Per CAH Pharmacy Department policy titled: Controlled Substances, effective date June 4, 2015, states "Part V - Administration Waste and Disposal: Any controlled substance packaged in a dose larger than the dose being administered must be wasted immediately before or after administration. Wastage is witnessed and documentation by two individuals, one of which must be licensed. Signature of each individual involved with the wastage of a controlled substance medication is documented electronically....". Per review of the Medication Administration Record (MAR) on 12/14/16 at 1:00 AM Nurse #1 administered 5 mg (.5 ML) of Morphine SC to Patient #1. The nurse followed the required process for waste and disposal of the additional 5 mgs of Morphine prior to administering the prescribed dose of 5 mg. Approximately 2.5 hours later, Patient #1's family reported to Nurse #1 that Patient #1 appeared in pain. After a brief assessment of Patient #1, Nurse #1 obtained another 10 mg syringe of Morphine from the Omnicell, but failed to complete the waste and disposal process by discarding .5 ML from the syringe that would be witnessed by another nurse, prior to entering the patient's room. Instead, the nurse went directly to Patient #1's room and administered the full syringe of Morphine 10 mg which was not the prescribed dose.

After Nurse #1 reported the medication error and breach of procedure on 12/14/16, the Occurrence Report was reviewed by the Director of QA/PI and Patient Safety who had also been alerted by the Pharmacy Clinical Analyst of the of the noted event via the Omnicell report. On 12/14/16 at 10:12 AM the Director of QA/PI and Patient Safety reviewed the Occurrence Report with 2 members of nursing services. The error was categorized as an error that reached the patient and monitoring was required to confirm there was no harm to the patient and/or required intervention to preclude harm. From the meeting it was determined Patient #1 did not experience significant harm. It was also noted Morphine was provided in 2 mg, 4 mg and 10 mg dose/syringes and a discussion would be planned with the hospitalist to review Morphine dose orders. The Director for QA/PI and Patient Safety confirmed on 2/14/17 at 4:45 PM s/he failed to discuss the error with the Pharmacist to investigate if there were options in supplying Morphine in alternative predrawn syringes that would not require a nurse to waste half of the dose or administer a full dose in error.
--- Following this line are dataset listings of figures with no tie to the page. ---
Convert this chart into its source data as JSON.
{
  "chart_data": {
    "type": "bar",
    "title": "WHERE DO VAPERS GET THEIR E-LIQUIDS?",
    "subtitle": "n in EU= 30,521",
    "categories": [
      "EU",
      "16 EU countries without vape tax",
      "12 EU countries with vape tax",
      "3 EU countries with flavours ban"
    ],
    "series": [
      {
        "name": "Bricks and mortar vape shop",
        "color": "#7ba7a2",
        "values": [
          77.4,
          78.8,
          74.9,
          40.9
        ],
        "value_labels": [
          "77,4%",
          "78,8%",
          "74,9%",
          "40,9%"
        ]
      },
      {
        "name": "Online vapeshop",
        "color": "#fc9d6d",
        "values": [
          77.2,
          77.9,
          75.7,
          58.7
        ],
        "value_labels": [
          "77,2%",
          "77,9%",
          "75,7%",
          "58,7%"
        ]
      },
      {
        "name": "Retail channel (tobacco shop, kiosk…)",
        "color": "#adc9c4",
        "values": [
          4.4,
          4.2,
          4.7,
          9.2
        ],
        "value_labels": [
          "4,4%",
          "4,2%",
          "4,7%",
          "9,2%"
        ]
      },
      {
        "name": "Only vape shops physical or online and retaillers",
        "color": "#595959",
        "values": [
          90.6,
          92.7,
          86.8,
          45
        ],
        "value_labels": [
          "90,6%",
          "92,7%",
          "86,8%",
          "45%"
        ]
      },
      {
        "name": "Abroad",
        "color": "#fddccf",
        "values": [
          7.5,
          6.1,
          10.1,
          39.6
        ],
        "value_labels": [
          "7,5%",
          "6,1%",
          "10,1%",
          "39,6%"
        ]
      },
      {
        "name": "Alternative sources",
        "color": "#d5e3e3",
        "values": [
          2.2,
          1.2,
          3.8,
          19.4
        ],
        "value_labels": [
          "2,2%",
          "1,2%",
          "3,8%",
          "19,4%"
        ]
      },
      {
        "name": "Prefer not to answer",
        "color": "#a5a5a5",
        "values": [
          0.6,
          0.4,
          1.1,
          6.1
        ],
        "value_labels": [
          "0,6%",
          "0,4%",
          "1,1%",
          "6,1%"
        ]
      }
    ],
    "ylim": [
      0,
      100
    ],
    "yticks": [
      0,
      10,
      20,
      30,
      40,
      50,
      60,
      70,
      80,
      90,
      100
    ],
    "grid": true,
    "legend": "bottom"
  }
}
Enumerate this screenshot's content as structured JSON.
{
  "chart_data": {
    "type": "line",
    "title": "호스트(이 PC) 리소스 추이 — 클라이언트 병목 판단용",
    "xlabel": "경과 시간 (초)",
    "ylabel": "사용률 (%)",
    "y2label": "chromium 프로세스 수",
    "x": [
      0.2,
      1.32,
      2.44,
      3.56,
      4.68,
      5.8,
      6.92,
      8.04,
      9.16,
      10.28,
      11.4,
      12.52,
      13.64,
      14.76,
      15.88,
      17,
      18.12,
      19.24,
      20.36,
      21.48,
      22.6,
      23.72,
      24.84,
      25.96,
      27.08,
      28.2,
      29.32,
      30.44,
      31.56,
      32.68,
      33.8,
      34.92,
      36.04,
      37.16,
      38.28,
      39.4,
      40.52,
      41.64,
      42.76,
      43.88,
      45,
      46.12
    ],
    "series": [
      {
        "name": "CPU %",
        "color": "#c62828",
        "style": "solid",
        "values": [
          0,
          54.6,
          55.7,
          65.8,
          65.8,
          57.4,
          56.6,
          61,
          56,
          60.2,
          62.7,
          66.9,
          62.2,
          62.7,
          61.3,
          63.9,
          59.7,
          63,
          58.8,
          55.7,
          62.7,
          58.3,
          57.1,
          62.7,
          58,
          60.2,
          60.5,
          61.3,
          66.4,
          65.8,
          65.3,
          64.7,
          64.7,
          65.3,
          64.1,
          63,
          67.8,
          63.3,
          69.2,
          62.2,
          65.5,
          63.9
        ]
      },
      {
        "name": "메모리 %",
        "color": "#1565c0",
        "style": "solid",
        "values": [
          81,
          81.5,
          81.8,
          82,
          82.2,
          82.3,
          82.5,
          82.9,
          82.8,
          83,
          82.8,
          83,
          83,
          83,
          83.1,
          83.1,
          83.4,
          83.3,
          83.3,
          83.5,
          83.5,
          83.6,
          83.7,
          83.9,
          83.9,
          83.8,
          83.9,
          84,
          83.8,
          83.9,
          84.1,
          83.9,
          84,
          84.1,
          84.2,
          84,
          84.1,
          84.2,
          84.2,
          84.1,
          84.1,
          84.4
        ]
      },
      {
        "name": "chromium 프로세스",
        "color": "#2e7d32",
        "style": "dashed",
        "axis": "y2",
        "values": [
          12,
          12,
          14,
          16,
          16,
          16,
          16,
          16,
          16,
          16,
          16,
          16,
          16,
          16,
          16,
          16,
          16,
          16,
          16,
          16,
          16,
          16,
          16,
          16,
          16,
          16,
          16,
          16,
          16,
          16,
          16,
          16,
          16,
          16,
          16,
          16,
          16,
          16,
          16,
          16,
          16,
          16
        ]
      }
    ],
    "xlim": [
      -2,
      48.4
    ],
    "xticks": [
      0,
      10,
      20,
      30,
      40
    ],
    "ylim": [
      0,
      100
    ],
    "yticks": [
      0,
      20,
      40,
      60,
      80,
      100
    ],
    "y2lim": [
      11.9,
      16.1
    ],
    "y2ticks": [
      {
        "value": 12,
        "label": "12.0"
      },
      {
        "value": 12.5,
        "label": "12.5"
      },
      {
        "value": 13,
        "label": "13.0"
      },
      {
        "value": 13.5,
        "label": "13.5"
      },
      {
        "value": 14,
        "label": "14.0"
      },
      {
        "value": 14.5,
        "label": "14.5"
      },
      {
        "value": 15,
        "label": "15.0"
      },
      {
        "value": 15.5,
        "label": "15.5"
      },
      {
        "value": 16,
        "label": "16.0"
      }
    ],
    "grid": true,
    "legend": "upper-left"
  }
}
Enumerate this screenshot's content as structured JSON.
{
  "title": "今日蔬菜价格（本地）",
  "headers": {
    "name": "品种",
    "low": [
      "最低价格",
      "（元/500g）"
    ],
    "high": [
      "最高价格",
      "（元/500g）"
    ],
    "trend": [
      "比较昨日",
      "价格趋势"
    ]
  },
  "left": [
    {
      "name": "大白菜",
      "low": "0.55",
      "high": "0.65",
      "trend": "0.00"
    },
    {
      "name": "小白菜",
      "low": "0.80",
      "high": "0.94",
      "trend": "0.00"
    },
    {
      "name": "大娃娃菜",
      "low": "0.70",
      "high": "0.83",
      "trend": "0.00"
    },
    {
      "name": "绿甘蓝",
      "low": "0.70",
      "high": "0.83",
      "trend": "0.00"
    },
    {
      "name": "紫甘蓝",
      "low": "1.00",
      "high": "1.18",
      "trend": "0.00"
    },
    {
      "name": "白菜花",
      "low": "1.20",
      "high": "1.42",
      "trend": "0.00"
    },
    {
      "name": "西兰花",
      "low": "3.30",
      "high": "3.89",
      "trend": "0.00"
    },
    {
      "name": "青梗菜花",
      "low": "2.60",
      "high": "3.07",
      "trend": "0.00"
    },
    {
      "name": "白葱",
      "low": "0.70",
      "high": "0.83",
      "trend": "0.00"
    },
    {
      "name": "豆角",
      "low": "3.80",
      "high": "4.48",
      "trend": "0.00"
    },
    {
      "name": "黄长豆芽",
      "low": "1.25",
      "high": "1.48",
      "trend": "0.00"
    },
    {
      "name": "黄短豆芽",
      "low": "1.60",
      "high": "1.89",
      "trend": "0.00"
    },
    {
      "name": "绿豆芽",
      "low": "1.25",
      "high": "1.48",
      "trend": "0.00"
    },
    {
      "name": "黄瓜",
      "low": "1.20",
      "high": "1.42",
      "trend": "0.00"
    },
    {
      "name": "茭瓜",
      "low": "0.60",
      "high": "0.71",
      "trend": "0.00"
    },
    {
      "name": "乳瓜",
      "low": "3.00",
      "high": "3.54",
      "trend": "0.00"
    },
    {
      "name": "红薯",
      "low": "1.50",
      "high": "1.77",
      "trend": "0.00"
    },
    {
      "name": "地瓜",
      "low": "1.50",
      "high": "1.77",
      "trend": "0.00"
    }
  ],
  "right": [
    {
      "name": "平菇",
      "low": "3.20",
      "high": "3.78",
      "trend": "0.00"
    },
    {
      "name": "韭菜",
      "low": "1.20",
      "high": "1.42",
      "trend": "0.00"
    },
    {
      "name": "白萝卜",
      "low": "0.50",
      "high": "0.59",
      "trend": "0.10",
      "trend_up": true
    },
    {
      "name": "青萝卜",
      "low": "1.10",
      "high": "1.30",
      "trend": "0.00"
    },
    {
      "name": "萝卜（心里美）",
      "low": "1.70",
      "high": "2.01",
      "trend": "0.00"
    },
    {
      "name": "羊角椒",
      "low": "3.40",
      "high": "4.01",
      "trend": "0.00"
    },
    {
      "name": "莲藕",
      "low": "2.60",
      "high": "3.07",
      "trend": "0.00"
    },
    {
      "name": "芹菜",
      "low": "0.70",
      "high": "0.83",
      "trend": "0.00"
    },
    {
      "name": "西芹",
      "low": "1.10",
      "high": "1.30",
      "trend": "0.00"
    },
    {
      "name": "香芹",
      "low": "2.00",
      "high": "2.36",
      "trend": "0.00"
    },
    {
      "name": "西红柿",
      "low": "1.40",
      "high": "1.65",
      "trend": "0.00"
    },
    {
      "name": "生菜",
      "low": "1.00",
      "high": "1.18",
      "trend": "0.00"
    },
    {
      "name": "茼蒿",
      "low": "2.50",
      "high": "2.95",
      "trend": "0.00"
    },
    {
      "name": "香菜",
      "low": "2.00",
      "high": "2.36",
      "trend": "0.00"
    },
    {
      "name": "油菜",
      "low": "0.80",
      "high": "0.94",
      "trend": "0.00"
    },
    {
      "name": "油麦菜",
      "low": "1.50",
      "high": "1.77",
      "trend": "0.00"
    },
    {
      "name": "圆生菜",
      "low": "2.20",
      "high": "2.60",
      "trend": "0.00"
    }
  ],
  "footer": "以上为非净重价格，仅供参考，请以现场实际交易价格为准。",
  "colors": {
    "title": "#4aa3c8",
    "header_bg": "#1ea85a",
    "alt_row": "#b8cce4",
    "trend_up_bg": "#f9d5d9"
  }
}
Per interview on 2/15/17 at 9:00 AM, the Director of Pharmacy confirmed Nurse #1 had breached protocol regarding the wasting of .5 cc of Morphine. The Pharmacist further confirmed as of 2/14/17, since the occurrence was brought to his/her attention by the surveyors, the Omnicell will now be stocked with Morphine 5 mg. predrawn syringes. This availability will help eliminate the wasting of medication and will further assure patient safety is being maintained.